Quick escape to Long Beach, WA

We made a spontaneous quick overnight trip to Long Beach, WA on Sunday. It's probably 2-1/2 hours from home, and we hadn't been there for a long time. Other ocean beaches are closer, so we had stayed south of the border. We had such a nice time. We were disappointed when we went through Astoria though, that our favorite little fresh tuna fish and chips shop was closed. 

The first picture is taken when we were walking along the beach, and the second is from the balcony of our room.  The day was just beautiful!

We took a drive and saw this inlet with the tide out and a gaggle of geese working on getting their dinner.
We loved this picture taken along the Bear River.  We wondered what those pilings had supported in days past.
This bridge crosses the very, very wide Columbia River from Astoria, Oregon to Washington.  It is a pretty spectacular bridge.  Toward the Oregon side, the bridge rises high above the water so that ships can go under, and then drops down again.  At this particular point, I think the river is approximately 3 miles wide.  It is a very treacherous area for ship navigation, and tugboats are hired to guide ships through what they call the Columbia Bar.  There are many large sandbars, and they have to really know the deep channels of the river to keep from going aground on the sandbars.  The tug operators are experts on the river navigation.  The Columbia rolls on out a ways from Astoria to meet the Pacific Ocean.


  1. Hi Donna, it's been a long time since I've been to your blog. You always post such a beautiful photos from your outings. And you've been so productive this summer. I liked all of the quilts you've been making, but the quilt for your granddaughter is gorgeous and by the look on her face, greatly appreciated.
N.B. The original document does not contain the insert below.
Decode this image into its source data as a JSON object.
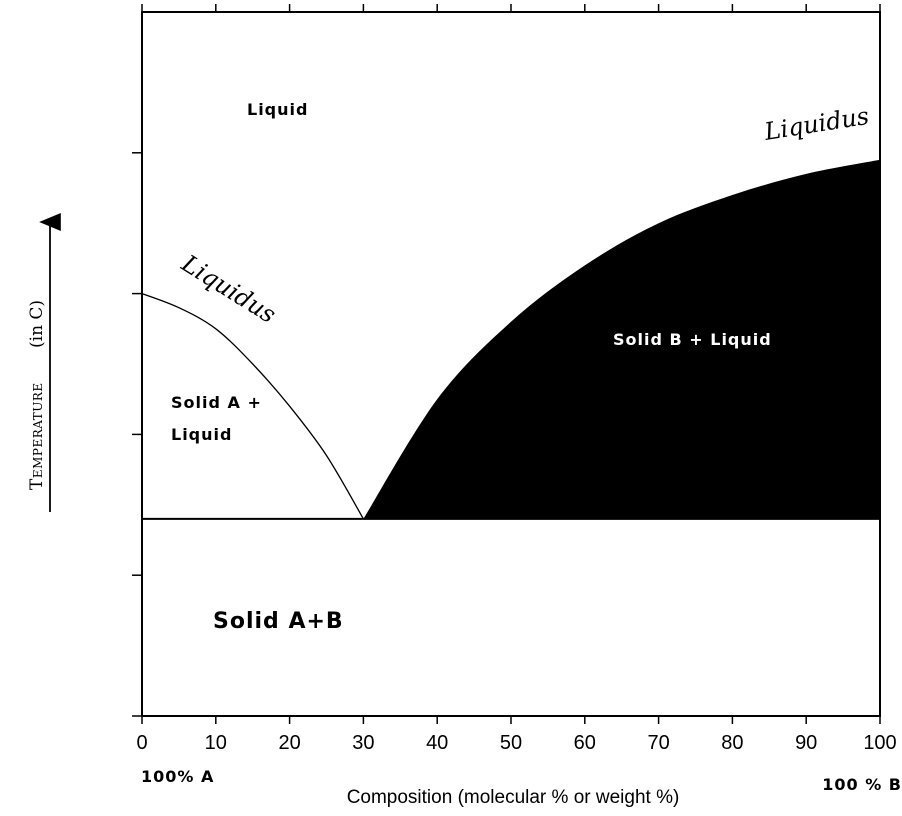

  2. Hi, I came across your blog while searching Google for the Bear River. Thought you might want to know what those pilings were for since you were wondering about them. I own the property right next door to where you took that picture. My friends own the lot where you're standing. The pilings were put there in the late 1920's and early 1930's when the area was last commercially logged by the Niagara timber company. The ones in the middle of the river there to prevent log jams as rafts of timber were floated downstream. There's the remnants of an unloading dock right near where that picture was taken. The log trucks would come down what is now Jeldness Lane, dump the logs into the river to be floated out into Wilapa Bay where they were rafted together and towed up the Naselle River to the lumber mills in South Bend, Raymond etc.